Sul punto, sgombrando il campo delle incertezze, il citato Principio di diritto n. 3 del 2022 ha confermato l’impostazione letterale della disposizione normativa affermando che il citato regime transitorio si applica agli utili prodotti in esercizi anteriori a quello di prima applicazione del nuovo regime, a condizione che la relativa distribuzione sia stata validamente approvata con delibera assembleare adottata entro il 31 dicembre 2022, indipendentemente dal fatto che l’effettivo pagamento avvenga in data successiva. Un chiarimento dovuto, quasi scontato, considerando che il diritto alla percezione del dividendo sorge nel momento in cui l’assemblea dei soci delibera la distribuzione di utili, attimo dal quale il diritto del socio si trasforma in un diritto di credito nei confronti della società.

Non tutti i problemi sono stati risolti. Con lo stesso documento di prassi l’Amministrazione finanziaria alza il tiro è dichiara che resta impregiudicata la possibilità di contestare la natura simulata della delibera di distribuzione dei dividendi o la sua riqualificazione sulla base degli scopi concretamente perseguiti, se adottati in abuso della norma, come ad esempio nel caso di delibere accompagnate dalla successiva retrocessione da parte del socio, in tutto o in parte, della medesima provvista ovvero delibere che prevedono anomali termini di pagamento ultrannuali.

Molto più di una velata minaccia. La formula di chiusura utilizzata dall’Amministrazione finanziaria anticipa quale sarà, sul tema, la futura attività ispettiva, secondo un perimetro particolarmente stringente che tende a escludere termini di pagamento differiti rispetto all’adozione della delibera di distribuzione o successivi finanziamenti infruttiferi da parte del socio a favore della medesima società. In questo senso, pertanto, è opportuno completare le fasi di erogazione delle delibere adottate entro il 31 dicembre 2022, possibilmente entro la fine dell’anno, ed evitare retrocessioni a favore della società, salvo che vi sia una specifica motivazione, diversa dall’aspettativa del mero risparmio fiscale (ad esempio un’esigenza finanziaria sopravvenuta, meglio se giustificata da specifici investimenti o altre operazioni societarie).

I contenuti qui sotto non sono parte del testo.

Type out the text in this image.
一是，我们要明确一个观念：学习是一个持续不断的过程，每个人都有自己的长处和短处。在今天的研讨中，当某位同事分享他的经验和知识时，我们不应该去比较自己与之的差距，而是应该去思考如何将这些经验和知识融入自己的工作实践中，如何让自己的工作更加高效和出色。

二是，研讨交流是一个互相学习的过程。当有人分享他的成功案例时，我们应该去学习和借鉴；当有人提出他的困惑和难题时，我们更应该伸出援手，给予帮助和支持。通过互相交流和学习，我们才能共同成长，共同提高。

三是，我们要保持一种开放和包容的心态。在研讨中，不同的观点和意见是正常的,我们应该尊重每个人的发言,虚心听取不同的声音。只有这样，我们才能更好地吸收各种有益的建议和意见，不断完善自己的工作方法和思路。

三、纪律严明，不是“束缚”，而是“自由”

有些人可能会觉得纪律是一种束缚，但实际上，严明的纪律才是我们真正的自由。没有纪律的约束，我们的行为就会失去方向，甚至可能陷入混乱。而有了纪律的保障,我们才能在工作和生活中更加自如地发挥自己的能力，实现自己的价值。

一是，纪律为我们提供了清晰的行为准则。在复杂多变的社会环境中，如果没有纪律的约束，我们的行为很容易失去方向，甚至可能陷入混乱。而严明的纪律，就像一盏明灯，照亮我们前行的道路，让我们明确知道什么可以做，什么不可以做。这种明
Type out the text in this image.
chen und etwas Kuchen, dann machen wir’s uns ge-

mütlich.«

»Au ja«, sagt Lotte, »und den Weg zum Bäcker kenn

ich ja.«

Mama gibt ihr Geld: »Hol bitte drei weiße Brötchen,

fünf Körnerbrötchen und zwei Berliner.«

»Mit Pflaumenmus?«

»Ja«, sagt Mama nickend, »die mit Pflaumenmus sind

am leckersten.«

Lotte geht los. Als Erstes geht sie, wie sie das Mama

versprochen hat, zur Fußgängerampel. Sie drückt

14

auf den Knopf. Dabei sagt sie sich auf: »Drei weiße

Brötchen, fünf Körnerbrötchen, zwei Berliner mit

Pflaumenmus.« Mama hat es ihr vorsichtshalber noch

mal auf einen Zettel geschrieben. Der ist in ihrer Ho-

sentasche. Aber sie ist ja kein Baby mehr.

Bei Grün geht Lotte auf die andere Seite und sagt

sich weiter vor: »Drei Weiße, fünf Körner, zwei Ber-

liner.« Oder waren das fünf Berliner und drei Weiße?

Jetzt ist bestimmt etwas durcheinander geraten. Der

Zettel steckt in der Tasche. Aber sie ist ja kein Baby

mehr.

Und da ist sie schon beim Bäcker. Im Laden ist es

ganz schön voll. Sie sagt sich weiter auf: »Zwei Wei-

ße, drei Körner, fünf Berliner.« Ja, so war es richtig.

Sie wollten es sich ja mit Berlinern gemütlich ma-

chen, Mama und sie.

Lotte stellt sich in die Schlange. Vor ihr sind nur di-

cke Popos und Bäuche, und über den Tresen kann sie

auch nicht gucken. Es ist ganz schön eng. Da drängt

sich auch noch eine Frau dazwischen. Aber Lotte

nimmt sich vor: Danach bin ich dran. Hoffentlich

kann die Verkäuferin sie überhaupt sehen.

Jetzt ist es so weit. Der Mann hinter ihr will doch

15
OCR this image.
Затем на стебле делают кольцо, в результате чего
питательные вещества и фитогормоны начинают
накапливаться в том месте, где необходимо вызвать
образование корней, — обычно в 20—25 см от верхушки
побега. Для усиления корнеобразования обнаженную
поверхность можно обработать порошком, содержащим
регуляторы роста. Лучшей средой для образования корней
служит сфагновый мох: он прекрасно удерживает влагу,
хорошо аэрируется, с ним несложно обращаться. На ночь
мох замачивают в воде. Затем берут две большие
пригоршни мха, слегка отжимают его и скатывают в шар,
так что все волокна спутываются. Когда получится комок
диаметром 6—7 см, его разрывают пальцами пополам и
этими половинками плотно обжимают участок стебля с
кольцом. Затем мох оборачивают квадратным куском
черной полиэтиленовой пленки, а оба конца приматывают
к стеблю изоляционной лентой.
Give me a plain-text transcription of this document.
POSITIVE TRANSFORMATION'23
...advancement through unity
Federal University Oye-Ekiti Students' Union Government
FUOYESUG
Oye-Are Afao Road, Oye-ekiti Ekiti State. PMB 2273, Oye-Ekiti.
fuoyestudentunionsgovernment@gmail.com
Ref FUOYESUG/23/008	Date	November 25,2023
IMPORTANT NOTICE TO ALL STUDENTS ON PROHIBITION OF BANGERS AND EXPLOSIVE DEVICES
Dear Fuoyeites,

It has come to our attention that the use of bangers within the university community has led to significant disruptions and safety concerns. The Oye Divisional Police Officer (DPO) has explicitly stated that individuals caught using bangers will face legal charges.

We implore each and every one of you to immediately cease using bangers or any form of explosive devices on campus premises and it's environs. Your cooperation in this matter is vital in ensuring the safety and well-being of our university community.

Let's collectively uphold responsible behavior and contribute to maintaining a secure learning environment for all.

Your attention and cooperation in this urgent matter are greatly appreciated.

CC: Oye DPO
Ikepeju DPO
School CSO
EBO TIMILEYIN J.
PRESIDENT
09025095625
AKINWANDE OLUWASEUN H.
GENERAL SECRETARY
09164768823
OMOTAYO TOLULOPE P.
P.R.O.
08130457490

Si aggiunga, infine, un ulteriore profilo di rischio. La delibera di distribuzione degli utili rientra fra gli atti disciplinati dall’articolo 4 della tariffa allegata al Decreto del Presidente della Repubblica n. 131 del 1986 e, in quanto tale, soggetta all’obbligo di registrazione in termine fisso. Pur non rappresentando un atto costitutivo del diritto alla percezione dei dividendi, nel caso in cui la delibera adottata entro il 31 dicembre 2022 sia stata registrata in ritardo, ovvero la registrazione sia stata del tutto omessa, il contribuente sarebbe perfino sprovvisto della data certa.
Senza di questa, e senza che l’erogazione sia avvenuta entro il 31 dicembre 2022, con ogni probabilità, l’Amministrazione finanziaria contesterà l’adozione del regime transitorio.